4) raise temp in Foundry to mash out temp (or slightly higher), while continuing to slowly recirculate
5) once mash tun is at mash out temp, turn off pump, and move coil to an ice bath in another pot or cooler, switch coil outlet to SS kettle
6) slowly drain mash tun to SS kettle and sparge with water from Foundry (which is at mash out temp)
7) boil wort...

I was still thinking through this process when I saw your post above. I hadn't really considered using the same heat exchange coil for both HERMS and chilling down the wort for the fermenter, but it only makes sense to do so. Thanks.

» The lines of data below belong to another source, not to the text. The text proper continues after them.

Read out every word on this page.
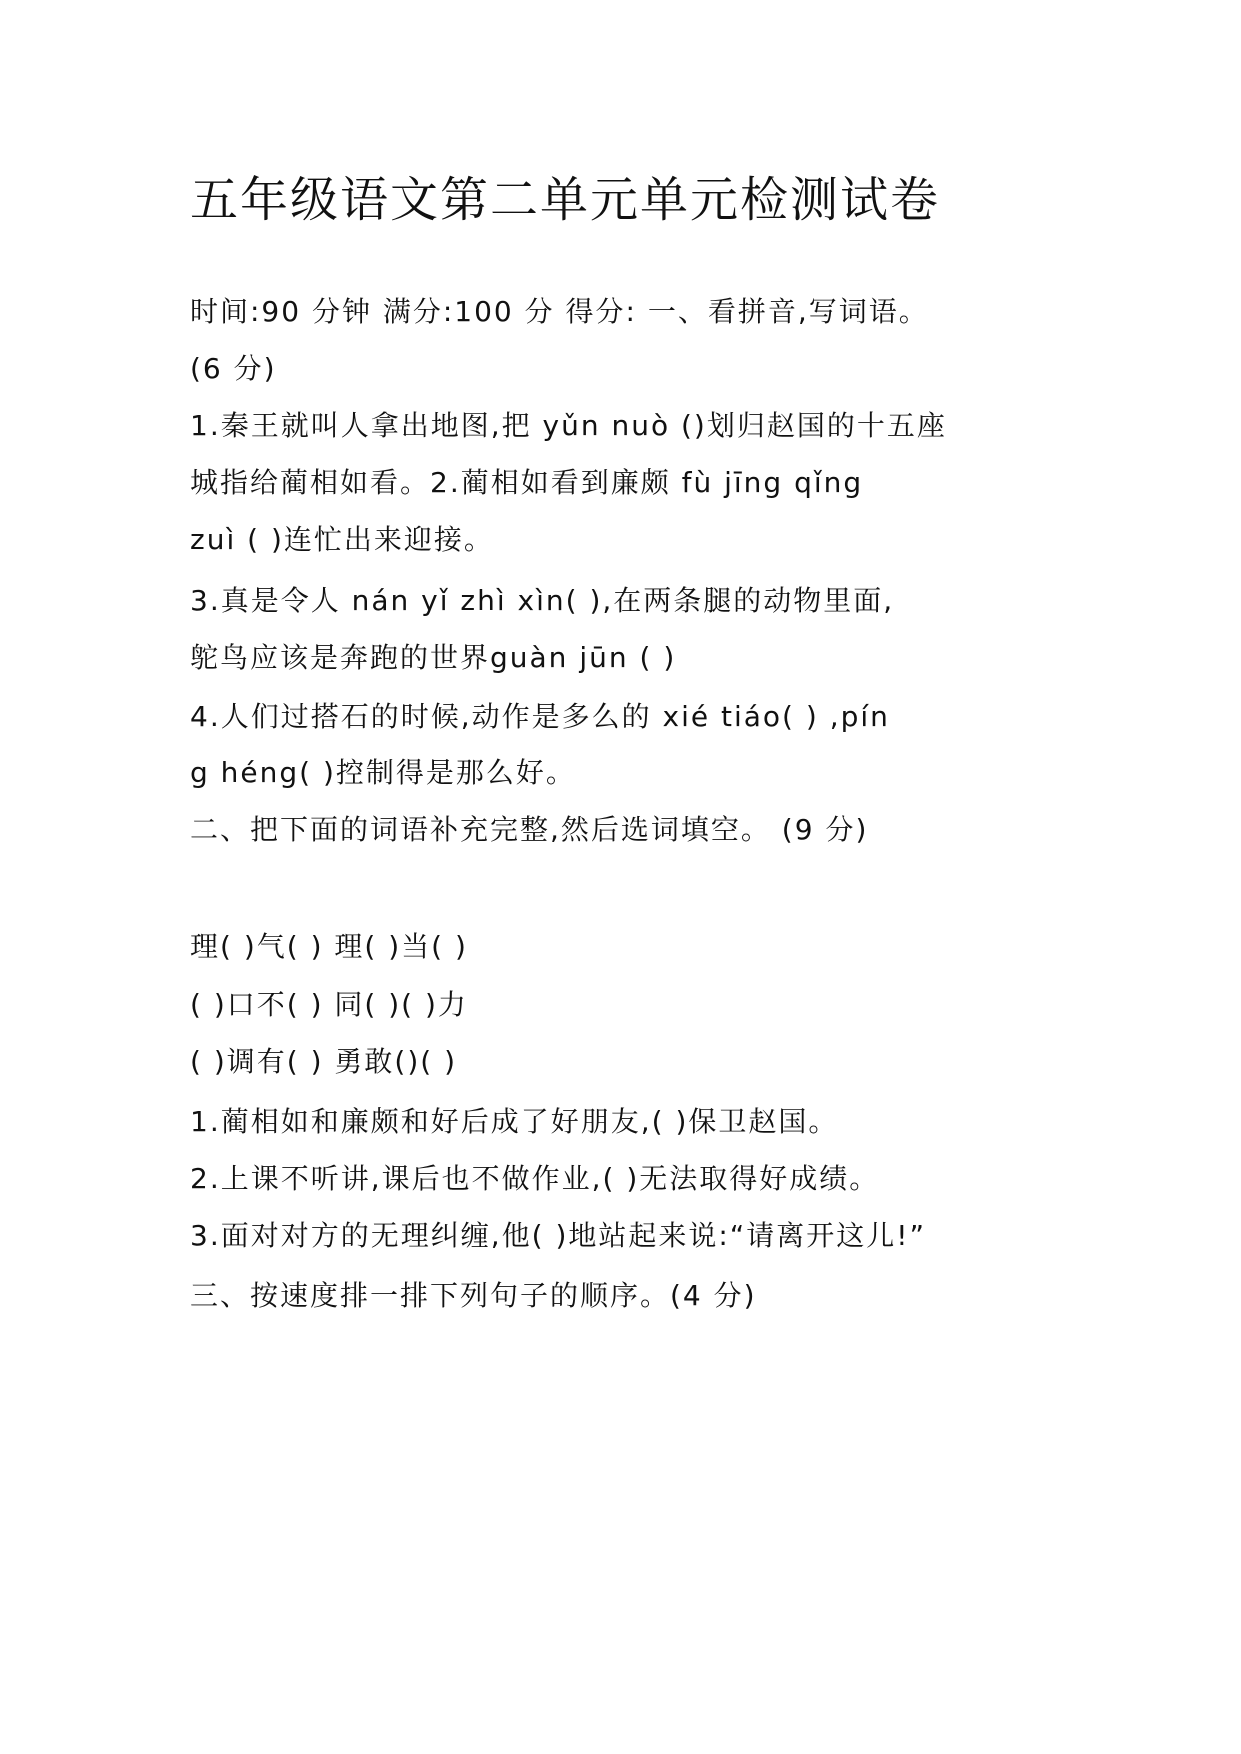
五年级语文第二单元单元检测试卷
时间:90 分钟 满分:100 分 得分: 一、看拼音,写词语。
(6 分)
1.秦王就叫人拿出地图,把 yǔn nuò ()划归赵国的十五座
城指给蔺相如看。2.蔺相如看到廉颇 fù jīng qǐng
zuì ( )连忙出来迎接。
3.真是令人 nán yǐ zhì xìn( ),在两条腿的动物里面,
鸵鸟应该是奔跑的世界guàn jūn ( )
4.人们过搭石的时候,动作是多么的 xié tiáo( ) ,pín
g héng( )控制得是那么好。
二、把下面的词语补充完整,然后选词填空。 (9 分)
理( )气( ) 理( )当( )
( )口不( ) 同( )( )力
( )调有( ) 勇敢()( )
1.蔺相如和廉颇和好后成了好朋友,( )保卫赵国。
2.上课不听讲,课后也不做作业,( )无法取得好成绩。
3.面对对方的无理纠缠,他( )地站起来说:“请离开这儿!”
三、按速度排一排下列句子的顺序。(4 分)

Have you implemented what you wrote above? Does my approach sound reasonable?

-Pete
 
While I don't have any experience with the RoboBrew products, I have built my own electric HERMS brewery, so hopefully my feedback has some value.

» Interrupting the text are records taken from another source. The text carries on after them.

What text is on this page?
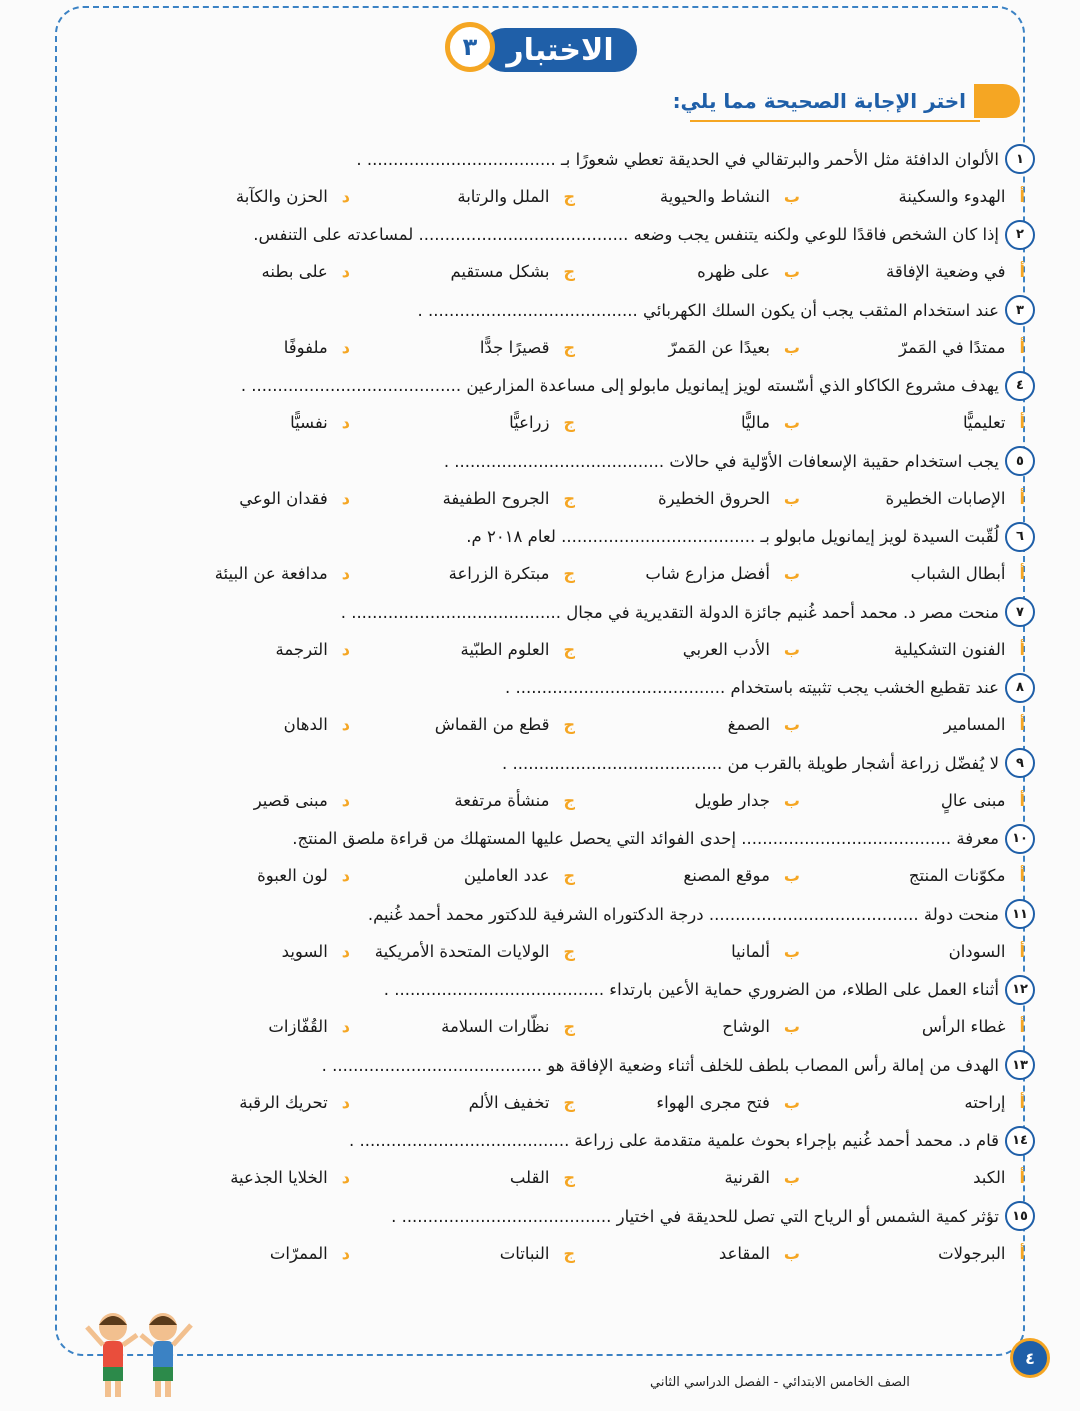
الاختبار
٣
اختر الإجابة الصحيحة مما يلي:
١
الألوان الدافئة مثل الأحمر والبرتقالي في الحديقة تعطي شعورًا بـ .................................... .
أ
الهدوء والسكينة
ب
النشاط والحيوية
ج
الملل والرتابة
د
الحزن والكآبة
٢
إذا كان الشخص فاقدًا للوعي ولكنه يتنفس يجب وضعه ........................................ لمساعدته على التنفس.
أ
في وضعية الإفاقة
ب
على ظهره
ج
بشكل مستقيم
د
على بطنه
٣
عند استخدام المثقب يجب أن يكون السلك الكهربائي ........................................ .
أ
ممتدًا في المَمرّ
ب
بعيدًا عن المَمرّ
ج
قصيرًا جدًّا
د
ملفوفًا
٤
يهدف مشروع الكاكاو الذي أسّسته لويز إيمانويل مابولو إلى مساعدة المزارعين ........................................ .
أ
تعليميًّا
ب
ماليًّا
ج
زراعيًّا
د
نفسيًّا
٥
يجب استخدام حقيبة الإسعافات الأوّلية في حالات ........................................ .
أ
الإصابات الخطيرة
ب
الحروق الخطيرة
ج
الجروح الطفيفة
د
فقدان الوعي
٦
لُقّبت السيدة لويز إيمانويل مابولو بـ ..................................... لعام ٢٠١٨ م.
أ
أبطال الشباب
ب
أفضل مزارع شاب
ج
مبتكرة الزراعة
د
مدافعة عن البيئة
٧
منحت مصر د. محمد أحمد غُنيم جائزة الدولة التقديرية في مجال ........................................ .
أ
الفنون التشكيلية
ب
الأدب العربي
ج
العلوم الطبّية
د
الترجمة
٨
عند تقطيع الخشب يجب تثبيته باستخدام ........................................ .
أ
المسامير
ب
الصمغ
ج
قطع من القماش
د
الدهان
٩
لا يُفضّل زراعة أشجار طويلة بالقرب من ........................................ .
أ
مبنى عالٍ
ب
جدار طويل
ج
منشأة مرتفعة
د
مبنى قصير
١٠
معرفة ........................................ إحدى الفوائد التي يحصل عليها المستهلك من قراءة ملصق المنتج.
أ
مكوّنات المنتج
ب
موقع المصنع
ج
عدد العاملين
د
لون العبوة
١١
منحت دولة ........................................ درجة الدكتوراه الشرفية للدكتور محمد أحمد غُنيم.
أ
السودان
ب
ألمانيا
ج
الولايات المتحدة الأمريكية
د
السويد
١٢
أثناء العمل على الطلاء، من الضروري حماية الأعين بارتداء ........................................ .
أ
غطاء الرأس
ب
الوشاح
ج
نظّارات السلامة
د
القُفّازات
١٣
الهدف من إمالة رأس المصاب بلطف للخلف أثناء وضعية الإفاقة هو ........................................ .
أ
إراحته
ب
فتح مجرى الهواء
ج
تخفيف الألم
د
تحريك الرقبة
١٤
قام د. محمد أحمد غُنيم بإجراء بحوث علمية متقدمة على زراعة ........................................ .
أ
الكبد
ب
القرنية
ج
القلب
د
الخلايا الجذعية
١٥
تؤثر كمية الشمس أو الرياح التي تصل للحديقة في اختيار ........................................ .
أ
البرجولات
ب
المقاعد
ج
النباتات
د
الممرّات
٤
الصف الخامس الابتدائي - الفصل الدراسي الثاني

I upgraded from a RIMS system and haven't looked back. The RIMS heater coil burned the grain particles that made it past the filter at the beginning of the wort circulation. I think your planned system is sound, so I'll give some tips that I learned the hard way.

1. Don't try bending your own coil. Just buy one! I used this one in my HLT Keggle. HERMS Coil, 304 Stainless Steel, 42' x 1/2'' OD Tubing
2. I went with pull-through solder compression fittings. Pull Through Solderable 1/2'' Compression I regrettably went with stainless ferrules, but so far still have one leaking, so I just recommend going Nylon instead (I'm switching to Nylon). I think Nylon will be strong enough since the coil is supported top and bottom.
3. It looks like you have an excessive use of valves. I would use cam-lock connectors and move silicone hoses around as needed - maybe add additional valves later. I recommend only using cam-lock hose connectors because when they are hot, they are the easiest to disconnect without burning yourself. The BLQD connectors are very difficult to remove and require grasping with your whole hand (and sometimes both hands) to disconnect. Not fun when they are 160°F.
 
I was actually thinking about doing something very similar. I have a mash and boil and has been using it for the past few years with little to no issues. I found a hell of a deal on a 3V keggle gas system that I could not pass up. Currently my fermentation chamber can only support 1 5 gal batch at a time and I was afraid that using a uncovered keggle for a mash tun would have serious temperature changes during a 1 hour period.
I was about to pull the trigger on a RIMS system and just call it a day but after reading reviews about scorching it put me off a little..
My new idea is basically what you’re doing by filling my mash and boil with my strike water and using my 50ft SS immersion chiller to pump wort through while it’s submerged in my “temp controlled” hlt (mash and boil)

If you go through with your idea I’d be very interested to hear in how it’s working out for you. I would like to avoid drilling holes in my mash and boil So I can still use it as an all in one EBIAB system in the garage in the colder months.